Umami Burger (Downtown L.A.)
Our first full day in Los Angeles was also our busiest. We got our start at about 9:00 AM and worked straight through until 4 PM. We didn’t even noticed we missed lunch.
We headed back to the hotel to work on some more things just after 4:00. Along the way, my co-worker asked about dinner. I figured we could take an hour break and still get done what we needed to get done and I noticed a restaurant just down the street from our hotel that I wasn’t going to miss on this trip.
Umami Burger is a Los Angeles based group of restaurants that specialize in serving amazing burgers. They call themselves a “group” and not a “chain” because the food is not designed to be the same from location to location. Each restaurant is supposed to be unique based on the location and the culinary team in place. There are locations with stores in California, Chicago, Las Vegas, and New York. The original location was on La Brea Avenue but has since closed due to the size and lack of liquor license. The flagship store is now on the corner of Broadway and 9th in downtown L.A.
The Broadway location is in the heart of the Broadway Theater District. The area was well known in the early days of the film industry for it’s movie palaces, Nickelodeons and Vaudeville Theaters.
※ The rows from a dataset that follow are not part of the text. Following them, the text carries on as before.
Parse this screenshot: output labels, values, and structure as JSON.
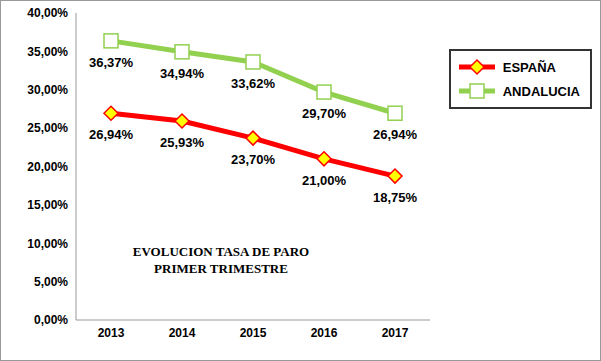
{
  "chart_data": {
    "type": "line",
    "title": "EVOLUCION TASA DE PARO\nPRIMER TRIMESTRE",
    "categories": [
      "2013",
      "2014",
      "2015",
      "2016",
      "2017"
    ],
    "series": [
      {
        "name": "ESPAÑA",
        "color": "#ff0000",
        "marker": "diamond",
        "values": [
          26.94,
          25.93,
          23.7,
          21.0,
          18.75
        ],
        "value_labels": [
          "26,94%",
          "25,93%",
          "23,70%",
          "21,00%",
          "18,75%"
        ]
      },
      {
        "name": "ANDALUCIA",
        "color": "#92d050",
        "marker": "square",
        "values": [
          36.37,
          34.94,
          33.62,
          29.7,
          26.94
        ],
        "value_labels": [
          "36,37%",
          "34,94%",
          "33,62%",
          "29,70%",
          "26,94%"
        ]
      }
    ],
    "ylim": [
      0,
      40
    ],
    "yticks": [
      {
        "value": 0,
        "label": "0,00%"
      },
      {
        "value": 5,
        "label": "5,00%"
      },
      {
        "value": 10,
        "label": "10,00%"
      },
      {
        "value": 15,
        "label": "15,00%"
      },
      {
        "value": 20,
        "label": "20,00%"
      },
      {
        "value": 25,
        "label": "25,00%"
      },
      {
        "value": 30,
        "label": "30,00%"
      },
      {
        "value": 35,
        "label": "35,00%"
      },
      {
        "value": 40,
        "label": "40,00%"
      }
    ],
    "grid": false,
    "legend": "upper right",
    "data_labels": true
  }
}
The restaurant itself is next to the Orpheum Theater in the Ninth and Broadway Building which was built in 1930.
We were still kind of operating on East Coast time so at 4:15 PT when we walked in, we were well past our dinner time.
The restaurant was pretty empty but again, it was early local time. The restaurant is set up with a nice big bar along one wall and several four tops filled in to the space. The restaurant makes use of reclaimed wood on the bar and tables while sticking to a concrete floor and bare concrete walls that are lit with exposed “Edison bulbs.”
We were taken to a table near the back of the space. Our server set down the drink menus as well as the food menu then explained what “Umami” meant and how they incorporate it into their food. I had heard of the restaurant before and knew of it’s reputation before we sat down. My co-worker never had.
First thing I did was start with a beer. I wanted to stay as local as I could so I ordered a Wolf Pup Session IPA from Golden Road Brewing from right there in L.A. It was a session beer so it didn’t pack a big hop wallop but it was slightly bitter and very drinkable. A solid session IPA.
So, what makes Umami Burger so special? Well, it’s the care they take in preparing the best possible burger. They use Waygu beef that’s ground in house. The beef is seasoned with “Umami Sauce” and “Umami Dust.” Both recipes are proprietary but the sauce contains soy sauce and the dust contains dried porcini mushrooms and fish heads, so you know there’s a very strong taste to the meat.
I ordered the Sunnyside Burger. The sandwich comes topped with a Parmesan frico, a fried egg, a truffle thyme compound butter, truffled arugula, and truffled aoili. All of that sounds very hoighty-toighty but when you think about it, it’s really just cheese, egg, lettuce, and mayo…albiet those are very fancy and insanely delicious versions of very typical burger ingredients.
I ordered my burger medium-rare as that was what was suggested by the waiter. It came a little less pink than I imagined but it was so juicy, so tender, and so full of very complex and very intense flavors. I actually left the aioli on the burger, something I normally don’t do, and it added just a little bit of a sweetness to all of the truffle oil which really hammers home the earthiness flavor of the burger. The fried egg threw in another completely different flavor with a little bit of grease and a little bit of a runny yolk.
The sandwiches are all served a la carte so I added on an order of Thin Fries and opted to “Truffle ’em” because, seriously, can you ever get enough truffle oil?
The fries are very thin cut potato sticks that are covered with salt. The “truffle ’em” option adds a house made truffle cheese sauce and scallions. I actually needed a fork to eat these fries because there was so much of the cheese sauce on top of them. I couldn’t get enough of these fries. Usually the thin cut would annoy me but the truffle cheese sauce was so amazing I was shoving as many into my mouth as I could at once.
When the waiter brought out our meals, he also brought out a plate of sauces. These could have been used on either the fries or the burgers but everything was so good as it was presented, I felt bad using them on either. I did try the Diablo Sauce which is a house made spicy sauce and it was quite delicious with the kind of heat that just sneaks up on you. The ketchup was undersold a little as, “just some ketchup with truffle oil to make it our own.” I don’t really like ketchup so I just took a small sample to see how it was. It was alright but I wouldn’t eat a lot of it.
My bill for this meal was a little over $22 before tip. I honestly can’t complain about that price. For a meal of this caliber in downtown L.A., I would have expected it to be a lot more and it would have been worth every penny.
Umami Burger has kind of built up a reputation as being in the upper echelon of burger restaurants. In a lot of ways, they stand on their own way ahead of the crowd. The menu can be a little intimidating when you look at all the fancy preparations but if you break it down to the simplest form, what you’ll find is an insanely delicious burger prepared the way burgers should be prepared.